Non c'erano più carri sulla strada, il traffico era notevolmente diminuito, vedevo ormai Galahad farsi piccolo, era ormai al galoppo sul suo baio, spronai la mia giumenta, mi affidai a lei. Elvellon sembrò capire cosa pretendevo, o forse aveva solo voglia di correre come il vento e vidi la schiena di Galahad farsi più grande. Potevo farlo, anche se ero un pazzo, anche se non era il mio viaggio, l'avrei fatto, anche se non mi avesse voluto, lo avrei seguito e gli avrei imposto la mia presenza.
Lui sentì che qualcuno lo stava raggiungendo, lo vidi irrigidire le spalle, voltò il viso nello stesso momento in cui lo superai. Urlò il mio nome. Lo urlò ancora e ancora.
Io andavo avanti, volevo che mi seguisse.
Volevo che fosse preoccupato, volevo che mi pregasse per poter sapere cosa facevo lì.
Mi superò e bloccò la strada, era rosso in viso, ansante, preoccupato.
v«Hai vinto tu anche questa volta, devo pagare pegno.» Dissi respirando a fatica, recuperai il pugnale e mi tagliai alla cieca dei capelli, decisamente troppi, me ne accorsi quando li vidi in mano.
Glieli porsi, lui ora era pallido, guardava a scatti me e la mia mano che faticavo a tenere ferma.
«Per la Dea, ti decidi a prenderli o te li devi ficcare in mano?» Sbottai affiancando la mia giumenta al suo cavallo. Li prese, disse: «Mordred ti sei quasi rapato, lo sai? Hai bisogno di una sistemata». Sorrise, lo guardai trafficare con le sue borse, dove infilò il mio dono.
«Te l'ho già detto ieri, devo andare, non posso tornare indietro, è una cosa che devo fare-» Lo interruppi. «C'è qualcuno o qualcosa che ti obbliga a fare questa pazzia da solo?»
Lui aprì la bocca e ci mise un po' per articolare la risposta.
«Mi sono seduto sul seggio periglioso, solo un cavaliere può stare su quel-»
«Oh che si fotta quel dannato seggio! Io verrò con te e non me ne importa nulla se al tuo Dio la cosa non va bene e se ha qualcosa da dirmi, che lo faccia, sarò ben felice di fargli sapere la mia opinione!» Stavo urlando, ero davvero un folle, stavo sfidando un dio.

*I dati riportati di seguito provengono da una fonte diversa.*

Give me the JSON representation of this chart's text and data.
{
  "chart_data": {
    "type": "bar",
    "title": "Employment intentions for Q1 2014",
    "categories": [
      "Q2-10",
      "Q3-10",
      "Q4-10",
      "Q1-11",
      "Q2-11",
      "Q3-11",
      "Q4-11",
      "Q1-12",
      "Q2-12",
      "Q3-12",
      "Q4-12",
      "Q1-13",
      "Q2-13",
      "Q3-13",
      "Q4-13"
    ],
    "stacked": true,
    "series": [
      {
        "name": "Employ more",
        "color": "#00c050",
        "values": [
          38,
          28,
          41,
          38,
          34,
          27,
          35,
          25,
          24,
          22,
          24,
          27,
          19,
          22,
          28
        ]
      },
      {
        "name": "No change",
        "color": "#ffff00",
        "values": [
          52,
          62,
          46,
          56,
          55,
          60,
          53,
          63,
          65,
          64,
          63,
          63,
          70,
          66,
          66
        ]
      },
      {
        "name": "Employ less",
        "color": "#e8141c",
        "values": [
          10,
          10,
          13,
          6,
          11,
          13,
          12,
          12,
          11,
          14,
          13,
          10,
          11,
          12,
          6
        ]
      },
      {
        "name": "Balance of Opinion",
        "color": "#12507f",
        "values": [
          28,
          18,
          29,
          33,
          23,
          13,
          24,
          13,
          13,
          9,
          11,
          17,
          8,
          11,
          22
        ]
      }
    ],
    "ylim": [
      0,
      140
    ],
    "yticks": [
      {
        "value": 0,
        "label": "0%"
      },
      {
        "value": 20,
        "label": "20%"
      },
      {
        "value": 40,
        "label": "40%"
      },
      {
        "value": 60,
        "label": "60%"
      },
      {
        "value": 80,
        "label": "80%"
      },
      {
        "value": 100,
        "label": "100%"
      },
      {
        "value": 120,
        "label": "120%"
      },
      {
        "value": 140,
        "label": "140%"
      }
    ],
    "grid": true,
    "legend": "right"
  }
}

Pregai la Dea che mi proteggesse.
Vidi Galahad smettere di respirare, non sapevo se per il fatto che lo volevo seguire o se perché avevo sfidato il Dio dei cristiani.
«Mordred, tu, io... non devi fare questo per farmi capire che ti... che ci tieni davvero a me, sei folle a fare tutto quest-»
«Non ti permettere di dirmi che sono un folle, chi è che sta partendo per quest'impresa senza ritorno? Lo sai perfettamente, altri sono andati e non sono più tornati.»
«Stai parlando in questo modo solo per farmi tornare indietro e non posso, Mordred! Ho dato la mia parola!»
«E io ti sto dicendo che verrò con te, che tu lo voglia o no.»
Avremmo potuto continuare così per ore, ma giurai, per la prima volta nella mia vita giurai, giurai dicendo: «Communia esse amicorum inter se omnia.»
Lui mi credette e vidi il suo viso aprirsi, rasserenarsi come il cielo dopo un temporale e il nostro viaggio iniziò.
Pensandoci ora, so che eravamo pazzi, tutti e due, mai e poi mai se dovessi tornare indietro cambierei qualcosa, rifarei tutto.